Written By Unknown on Selasa, 02 Juli 2013 | 22.11

By David Bowden, Defence Correspondent

SAS sniper Danny Nightingale "put the public at risk" by keeping a working 9mm pistol and more than 300 rounds of ammunition in the bedroom of his shared house, a trial has been told.

Those dangers "were particularly acute in this case given the quantity of 9mm rounds (172) that were stored in the same bedroom as the gun," said prosecutors.

They claim that Sgt Nightingale also had many rounds of other ammunition, including bullets for a sniper rifle, a smoke grenade and signal flares.

Prosecutor Timothy Cray told the court martial there was "no excuse" for what the defendant did.

Sergeant Danny Nightingale Sgt Nightingale: 'Stored bullets, a grenade and a flare in his house'

"No matter how he tries to deny it, the gun and the ammunition were in his bedroom because he put them there and kept them there. These are the plain facts which he will not face up to," said Mr Cray.

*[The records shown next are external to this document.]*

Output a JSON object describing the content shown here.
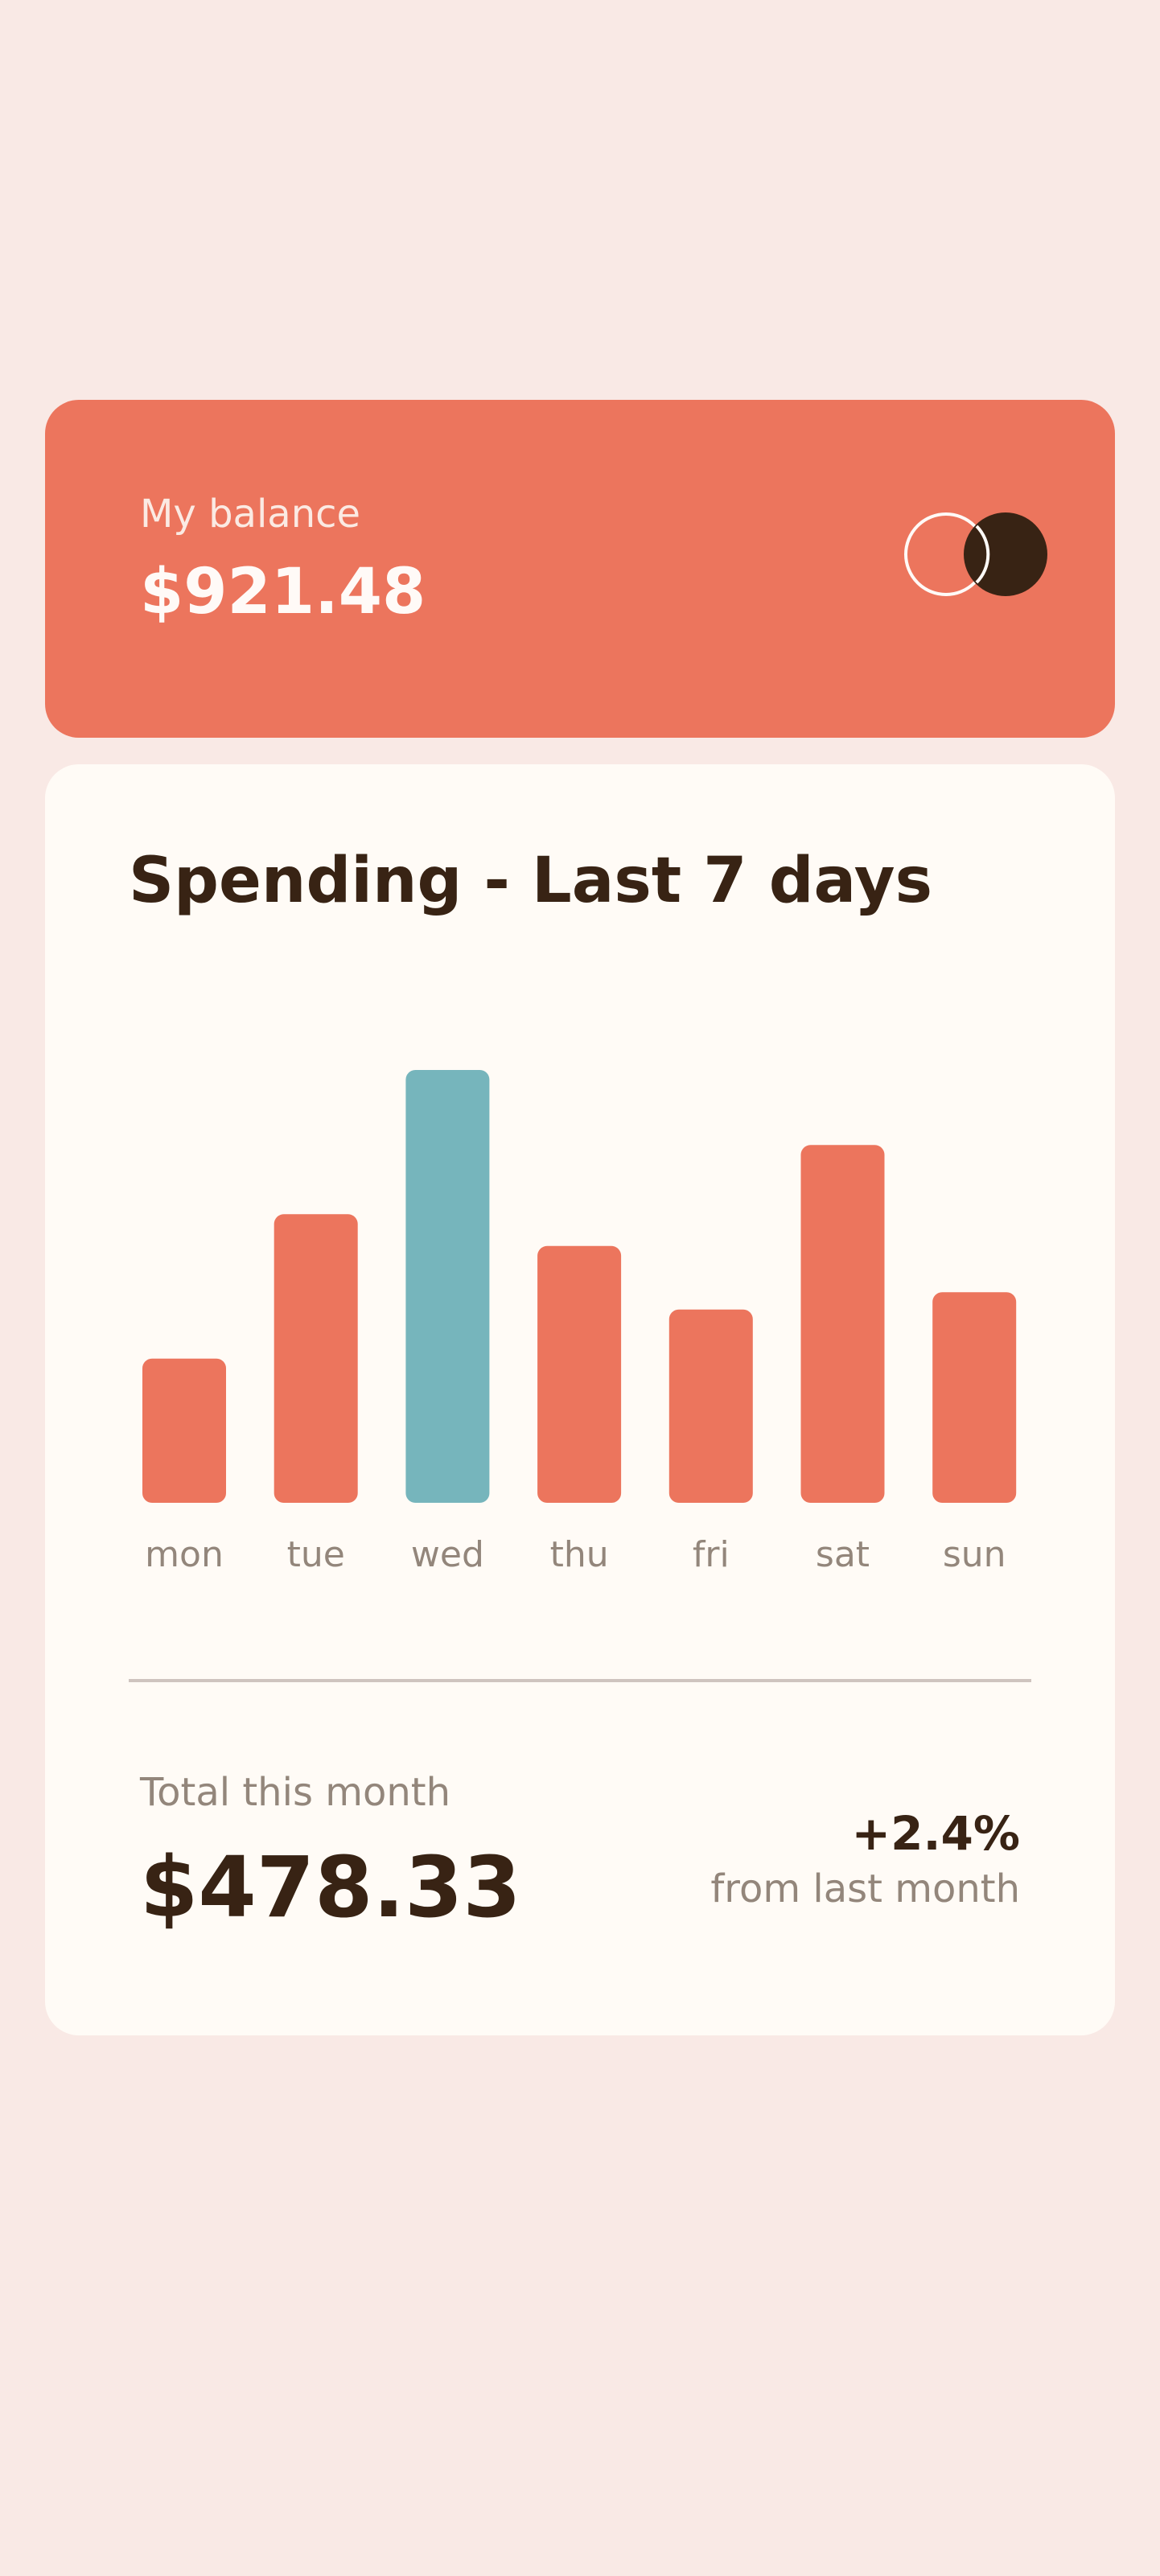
{
  "balance": {
    "label": "My balance",
    "amount": "$921.48"
  },
  "logo": {
    "icon": "overlapping-circles-logo"
  },
  "spending": {
    "title": "Spending - Last 7 days",
    "total_label": "Total this month",
    "total_amount": "$478.33",
    "change_value": "+2.4%",
    "change_label": "from last month"
  },
  "colors": {
    "accent": "#ec755d",
    "highlight": "#76b5bc",
    "text_dark": "#382314",
    "text_muted": "#93867b",
    "page_bg": "#f9e9e5",
    "card_bg": "#fffbf6"
  },
  "chart_data": {
    "type": "bar",
    "categories": [
      "mon",
      "tue",
      "wed",
      "thu",
      "fri",
      "sat",
      "sun"
    ],
    "values": [
      17.45,
      34.91,
      52.36,
      31.07,
      23.39,
      43.28,
      25.48
    ],
    "highlight_index": 2,
    "title": "",
    "xlabel": "",
    "ylabel": "",
    "ylim": [
      0,
      52.36
    ],
    "grid": false
  }
}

The prosecution says that Danny Nightingale told police interviewers that he had brought the gun back from Iraq in 2007 and had intended to have it decommissioned and handed over to his unit as a trophy.

Nightingale has pleaded not guilty to both charges of possessing the gun and ammunition illegally.

Prosecutors say the defence will claim that someone else put the weapon and ammunition into the sniper's room and that he couldn't remember because of a brain injury sustained during a jungle marathon in Brazil in 2009.

The prosecutor told the hearing that "no one is saying that Sgt Nightingale was a bad soldier, in fact his service career is deserving of high praise", but added "even good soldiers can make bad mistakes".

The court has also heard that despite defence claims that Nightingale was mentally impaired after his collapse in the jungle, he was passed fit for deployment to Afghanistan a year later.

The court martial has been told that Sgt Nightingale's housemate, who also worked as a firing range instructor for the SAS and known only as soldier N, has already been convicted of similar charges to Nightingale and is serving a prison sentence.

Concluding his opening statement, the prosecutor posed three questions to the panel:

"Did the defendant put the gun and the ammunition in his bedroom, or did somebody else put it there?

"If the gun and ammunition belonged to somebody else, how did the defendant miss it?

"Is this claim of memory loss in respect of specific and detailed confessions the truth or a lie told to try and avoid the consequences of the truth?"

The trial is expected to last into next week and evidence will be heard from serving Special Forces soldiers, including some who will speak to the court martial via videolink from Afghanistan where they are currently on operations.

The judge has already ruled that none of the SAS witnesses can be identified.